“Mom, can I color my hair pink?” She held up the package with the hot pink comb and the hair crayon that promised to add colorful streaks that wash out in one shampoo.
“Yes,” I answered. There was no hesitation. It spilled out effortlessly—with a smile. No analyzing what kind of mess it would make, if it was age appropriate, if it would set her up for more image-altering wants. Just “yes.”
She smiled her satisfaction, reminding me, “Don’t worry, it washes out,” diffusing any possibility that I might change my mind. I pulled out six wrinkled one dollar bills from the bottom of my purse and handed them to her—my ticket price for the show of childhood delight that followed.
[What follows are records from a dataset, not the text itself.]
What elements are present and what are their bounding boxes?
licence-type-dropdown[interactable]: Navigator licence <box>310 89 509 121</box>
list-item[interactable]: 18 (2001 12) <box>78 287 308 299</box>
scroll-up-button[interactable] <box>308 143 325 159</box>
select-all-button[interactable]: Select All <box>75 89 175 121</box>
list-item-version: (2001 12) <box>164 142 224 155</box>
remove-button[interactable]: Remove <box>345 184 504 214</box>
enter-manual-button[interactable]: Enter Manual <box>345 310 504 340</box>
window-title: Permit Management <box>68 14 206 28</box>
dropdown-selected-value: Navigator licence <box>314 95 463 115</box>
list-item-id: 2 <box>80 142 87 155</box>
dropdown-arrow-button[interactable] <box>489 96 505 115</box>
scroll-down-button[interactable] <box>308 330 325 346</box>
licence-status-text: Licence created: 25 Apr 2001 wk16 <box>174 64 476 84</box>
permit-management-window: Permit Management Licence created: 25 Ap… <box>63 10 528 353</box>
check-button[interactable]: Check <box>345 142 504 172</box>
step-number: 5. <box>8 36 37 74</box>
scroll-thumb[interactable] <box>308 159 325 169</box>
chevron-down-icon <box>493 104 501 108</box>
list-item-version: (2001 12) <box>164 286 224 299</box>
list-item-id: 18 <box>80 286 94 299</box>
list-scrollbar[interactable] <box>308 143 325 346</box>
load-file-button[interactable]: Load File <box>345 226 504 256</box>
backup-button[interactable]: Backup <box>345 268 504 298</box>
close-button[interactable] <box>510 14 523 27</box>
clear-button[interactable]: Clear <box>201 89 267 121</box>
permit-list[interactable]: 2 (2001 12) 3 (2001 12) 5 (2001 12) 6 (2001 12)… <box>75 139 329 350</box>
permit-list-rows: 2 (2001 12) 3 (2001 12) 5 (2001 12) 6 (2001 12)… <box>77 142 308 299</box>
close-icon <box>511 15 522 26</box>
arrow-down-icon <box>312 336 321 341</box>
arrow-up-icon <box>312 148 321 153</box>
Sheer happiness—the quick wave of pride that accompanied the independence from a parent-free transaction with the cashier and the ten-minute countdown on the ride home for the transformation that was to come.
No sooner had the garage door opened, and the comb was out of the package, scraping blond strands and depositing thick hot pink greasy wax that weighed down her hair, turning feather light cornsilk into heavy icicles the color of a Bubble Yum wrapper.
A three-minute mirror gaze followed with facial expressions that could be easily matched to candy conversation heart sayings: OMG. 2 Cool 4 School. Awesome. She was thrilled.
“Can we do Nella’s hair?” she added.
“Yes.” Again, it rolled off my tongue with ease, and another smile followed.
Soon, two hot pink-headed girls were dancing in the hallway to our summer anthems, stopping periodically to catch a glimpse of their new dos in the mirror.
A “yes” to pink hair ignited a full wild card day—yes to cushions off the couch, yes to Slip n’ Slide, yes to that clearance best friends necklace at Target—the one with two halves of a rainbow, one she’ll give to her friend and one she’ll most likely lose next week.
Yes to S’mores at lunch and burning old mail in the firepit out back to roast our marshmallows. Yes to glow sticks. Yes to Katy Perry turned up to an annoying volume in our driveway while they rode scooters one-handed, holding popsicles with the other. Yes to the beach and dragging that giant stinkin’ inner tube with us. Yes to all of it at once and admittedly just as much for me as it was for them.
We were having fun. I loved how happy all these yeses made them, and for all the “Not Today”s and “I Said No”s that accompany parenthood, it felt good for one day (ahem–or two) to say yes to everything—especially considering that at this age it simply means temporary color combs and a second popsicle; not permanent dye, a dragon tattoo or hopping on that motorcycle with that guy.
I remember yes days from my own childhood—we knew they were special, and we didn’t push the limits. Like the time my dad told me I had to wait to get my ears pierced until I was ten but then pulled a fast one on me at Oakland Mall three years early when he looked at me all wild card starry-eyed and asked, “Hey, want to get your ears pierced?” Pierced ears were followed with a new skirt. And a soft pretzel. And a cherry icee. And staying up past my bedtime.
These crazy days don’t necessarily set a course in parenthood or seal a fate. They’re just fun. Random. And everybody knows it. Maybe they subliminally represent something—some parental need to overcompensate, be the fun one, fill in the gaps for where their childhood might be lacking. Maybe they’re simply a response to our overwhelming love for them and fulfilment in seeing them overjoyed. Whatever the case, it smooths out, and kids come out just fine—I’m sure of it.
And, hey. At least we’re a wild card united front right now. Call it summer spontaneity.
“What do you think about getting some neighbors together to rent a bounce house for the weekend?” Brett asked this morning. “You know, to celebrate summer.”
“Yes,” I answered. With no hesitation. Because I’m on a roll with the yeses, and it feels good.